Newsroom

March 16, 2016

NAFCU pushes back against CFPB on CU exemption

NAFCU President and CEO Dan Berger pushed back against CFPB Director Richard Cordray's testimony that CFPB does not need to do more to exempt credit unions from its regulation.

Cordray made these statements during his testimony today before the House Financial Services Committee.

"NAFCU and our members must challenge CFPB Director Cordray's assertion that Congress did not intend to grant credit unions a blanket exemption and that is why the Bureau is not doing more to provide relief.
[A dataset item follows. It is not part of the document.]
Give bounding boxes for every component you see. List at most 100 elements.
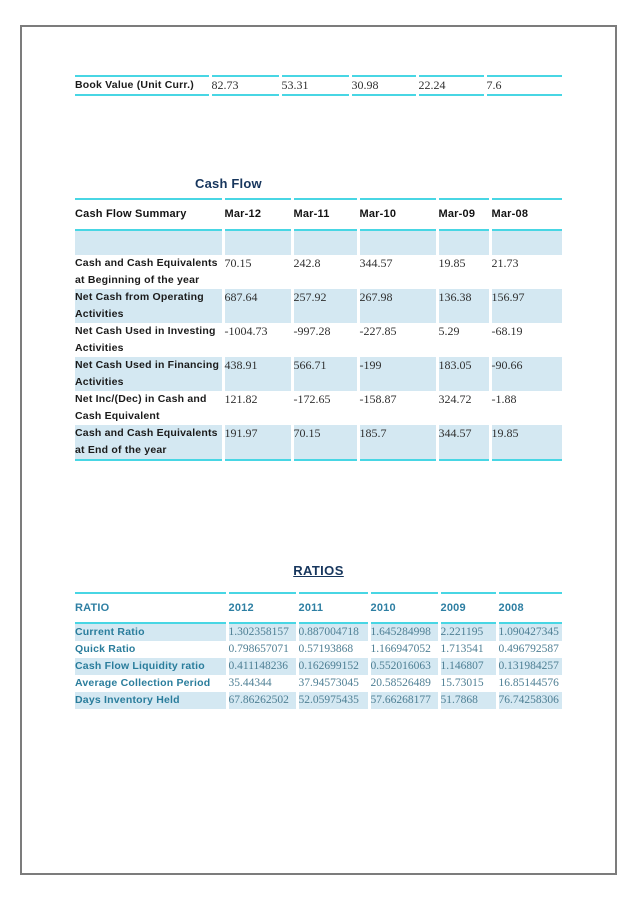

Congress gave CFPB authority in Section 1022 to grant exemptions on a rule by rule basis," said Berger. "Unfortunately, the CFPB has failed to exercise this broad legal authority as we believe Congress intended to allow credit unions to be exempted from certain rules."

"Moreover, the assertion that credit unions are not being negatively affected by the tidal wave of overregulation arising from CFPB and Dodd-Frank could not be more wrong," Berger said. "Director Cordray's denial that the tide of regulation is not contributing to the continued trend of credit unions being forced to cut back on member services, merge or go out of business flies in the face of facts."

Rep. Steve Stivers, R-Ohio, reiterated his argument that the bureau must use its Dodd-Frank Act authority to exempt credit unions from certain rulemakings. His and Rep. Adam Schiff's, D-Calif., letter to CFPB earlier this week was signed by a bipartisan group of 329 House members.

Cordray responded that credit union membership and lending has reached all-time highs: "That's good news I think, but it's not consistent with this notion that we're killing credit unions," he said. Cordray also said that credit unions are overall doing better in "a marketplace that rewards responsible lenders."

When Stivers noted the trend of small credit union consolidation, Cordray maintained that mergers are a trend that began in the 1920s. Stivers argued that overregulation has sped up the trend.

In an earlier exchange with Rep. Ed Royce, R-Calif., Cordray alleged that Congress had already spoken on credit union exemption by not explicitly exempting credit unions from the bureau's jurisdiction through the Dodd-Frank Act.

NAFCU, which was the only credit union trade association to demand that credit unions be exempt from Dodd-Frank, maintains that CFPB still has the authority to do more through Section 1022(b)(3)(a). NAFCU believes that Congress did not grant the larger exemption because Section 1022 allowed the bureau to exempt credit unions from certain rules as needed; however, CFPB has not used that authority as intended.

Rep. Brad Sherman, D-Calif., also defended Stivers' argument and said it is important that CFPB not propagate "one-size-fits-all" regulation. Sherman and Royce were among the letter signers.

Also during the hearing, Cordray said the hold harmless period relating to the bureau's Truth in Lending Act/Real Estate Settlement Procedures Act integrated mortgage disclosure rule will remain open-ended due to unforeseen information technology problems. He said CFPB will try to provide more guidance on the rule and does not expect the bureau to take enforcement actions against noncompliance unless there are blatant violations.

When discussing CFPB's pending rulemaking on payday lenders, Cordray said that the bureau want to make sure they are protecting and accounting for payday alternative loans (PALs) in the new rules.

Cordray also said he expects the following rules to be finalized this year: prepaid products and mortgage servicing.